SALT LAKE CITY — Nancy Workman, Salt Lake County’s first mayor, has died, family members say.
Workman, 79, passed away peacefully May 3 in her St. George home, according to her obituary. A cause of death was not released.
After serving as Salt Lake County’s recorder for six years, Workman was elected as the county’s first and only Republican mayor in 2001. She served until September 2004.
She faced controversy at the end of her term as mayor when Salt Lake County District Attorney David Yocom charged her with felony misuse of public money based on the hiring of two employees who were paid by the county but worked at the Boys and Girls Clubs of South Valley under the supervision of Workman’s daughter.
Workman’s supporters contended that the accusation was politically motivated. Yocom maintained politics played no part in his decision to file criminal charges against the former mayor.

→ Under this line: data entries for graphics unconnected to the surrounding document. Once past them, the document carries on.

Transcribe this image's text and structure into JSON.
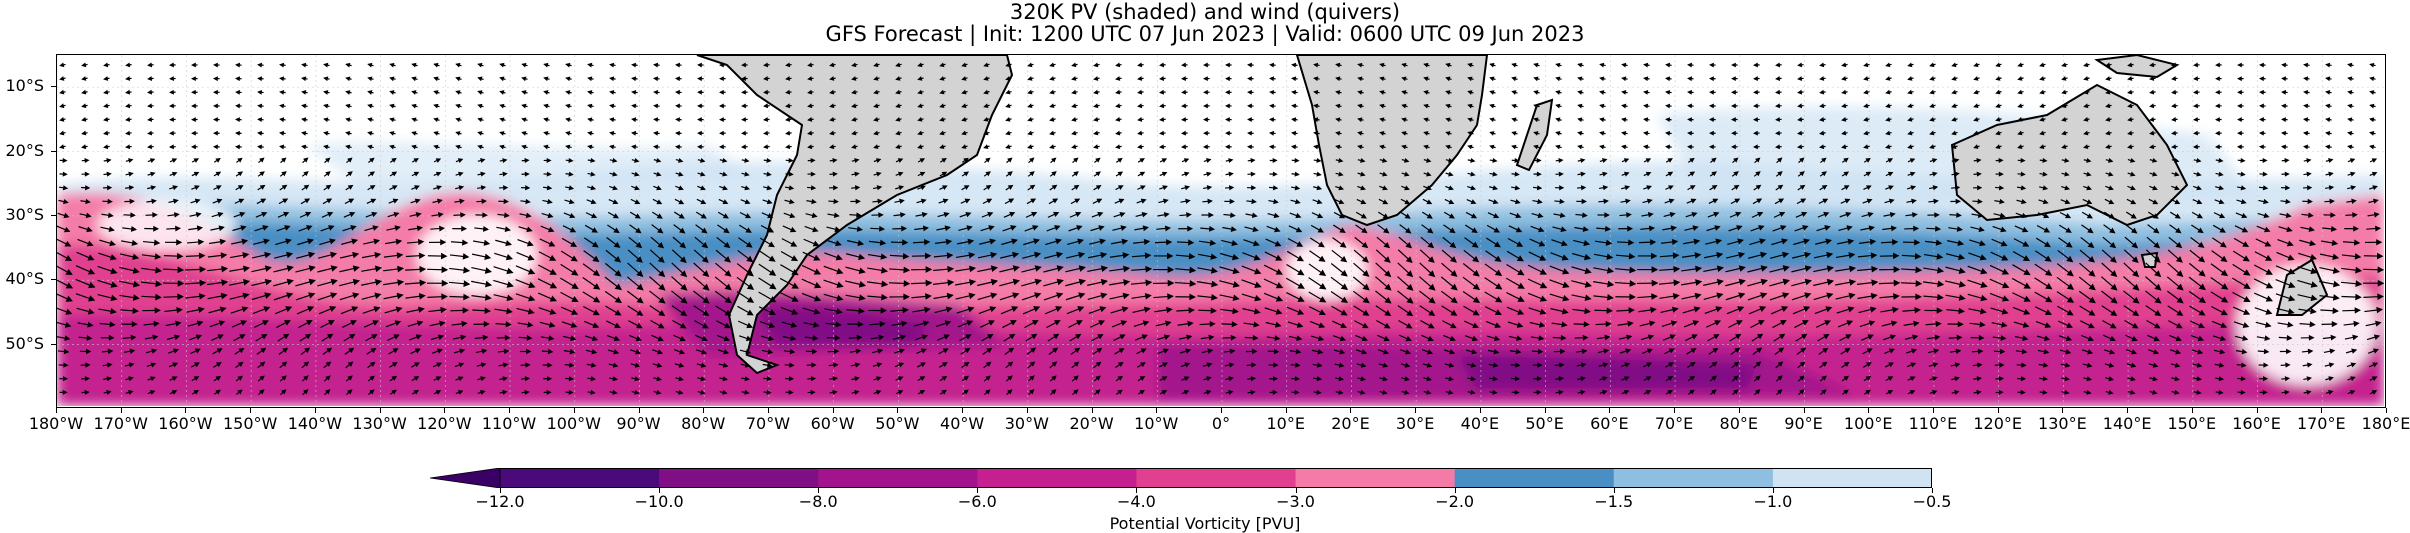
{
  "title_line1": "320K PV (shaded) and wind (quivers)",
  "title_line2": "GFS Forecast | Init: 1200 UTC 07 Jun 2023 | Valid: 0600 UTC 09 Jun 2023",
  "map": {
    "lon_range": [
      -180,
      180
    ],
    "lat_range": [
      -60,
      -5
    ],
    "land_color": "#d3d3d3",
    "coastline_color": "#000000",
    "grid": true
  },
  "y_labels": [
    {
      "lat": -10,
      "text": "10°S"
    },
    {
      "lat": -20,
      "text": "20°S"
    },
    {
      "lat": -30,
      "text": "30°S"
    },
    {
      "lat": -40,
      "text": "40°S"
    },
    {
      "lat": -50,
      "text": "50°S"
    }
  ],
  "x_labels": [
    {
      "lon": -180,
      "text": "180°W"
    },
    {
      "lon": -170,
      "text": "170°W"
    },
    {
      "lon": -160,
      "text": "160°W"
    },
    {
      "lon": -150,
      "text": "150°W"
    },
    {
      "lon": -140,
      "text": "140°W"
    },
    {
      "lon": -130,
      "text": "130°W"
    },
    {
      "lon": -120,
      "text": "120°W"
    },
    {
      "lon": -110,
      "text": "110°W"
    },
    {
      "lon": -100,
      "text": "100°W"
    },
    {
      "lon": -90,
      "text": "90°W"
    },
    {
      "lon": -80,
      "text": "80°W"
    },
    {
      "lon": -70,
      "text": "70°W"
    },
    {
      "lon": -60,
      "text": "60°W"
    },
    {
      "lon": -50,
      "text": "50°W"
    },
    {
      "lon": -40,
      "text": "40°W"
    },
    {
      "lon": -30,
      "text": "30°W"
    },
    {
      "lon": -20,
      "text": "20°W"
    },
    {
      "lon": -10,
      "text": "10°W"
    },
    {
      "lon": 0,
      "text": "0°"
    },
    {
      "lon": 10,
      "text": "10°E"
    },
    {
      "lon": 20,
      "text": "20°E"
    },
    {
      "lon": 30,
      "text": "30°E"
    },
    {
      "lon": 40,
      "text": "40°E"
    },
    {
      "lon": 50,
      "text": "50°E"
    },
    {
      "lon": 60,
      "text": "60°E"
    },
    {
      "lon": 70,
      "text": "70°E"
    },
    {
      "lon": 80,
      "text": "80°E"
    },
    {
      "lon": 90,
      "text": "90°E"
    },
    {
      "lon": 100,
      "text": "100°E"
    },
    {
      "lon": 110,
      "text": "110°E"
    },
    {
      "lon": 120,
      "text": "120°E"
    },
    {
      "lon": 130,
      "text": "130°E"
    },
    {
      "lon": 140,
      "text": "140°E"
    },
    {
      "lon": 150,
      "text": "150°E"
    },
    {
      "lon": 160,
      "text": "160°E"
    },
    {
      "lon": 170,
      "text": "170°E"
    },
    {
      "lon": 180,
      "text": "180°E"
    }
  ],
  "colorbar": {
    "label": "Potential Vorticity [PVU]",
    "extend": "min",
    "boundaries": [
      {
        "value": -12.0,
        "text": "−12.0"
      },
      {
        "value": -10.0,
        "text": "−10.0"
      },
      {
        "value": -8.0,
        "text": "−8.0"
      },
      {
        "value": -6.0,
        "text": "−6.0"
      },
      {
        "value": -4.0,
        "text": "−4.0"
      },
      {
        "value": -3.0,
        "text": "−3.0"
      },
      {
        "value": -2.0,
        "text": "−2.0"
      },
      {
        "value": -1.5,
        "text": "−1.5"
      },
      {
        "value": -1.0,
        "text": "−1.0"
      },
      {
        "value": -0.5,
        "text": "−0.5"
      }
    ],
    "extend_color": "#3b0066",
    "colors": [
      "#4b0a7a",
      "#800f85",
      "#a3138c",
      "#c4208f",
      "#e0408f",
      "#f47ba8",
      "#4a8fc4",
      "#8fbfe0",
      "#cfe3f3"
    ]
  }
}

She was acquitted in February 2005 after more than seven months of investigation. She had been forced to be placed on administrative leave from being mayor during the ordeal, she withdrew from her reelection bid to fight the charges and survived a six-day trial in which a jury declared her not guilty.
Workman said then she broke her own rule and shed tears as she was acquitted.
“I have a rule left over from my childhood: You don’t let them see you sweat, and you never let them see you cry,” she told the Deseret News after the trial.
Several months later, she said: “We can all go through it saying ‘that’s not fair,’ but you just shake it off and keep going. I feel good now. I was just obsessed with the trial for so long. I feel vindicated.”
After the debacle, Workman, then in her 60s, got her contractor license and continued consulting work with a handful of companies, advising them on government issues.
She and her husband built what family members described as a multimillion-dollar construction company, Workman Construction Co. Workman also led the Sandy Chamber of Commerce from 2006 to 2010.
Family and friends plan to gather to scatter her ashes by her late husband’s at Cherry Creek on May 16.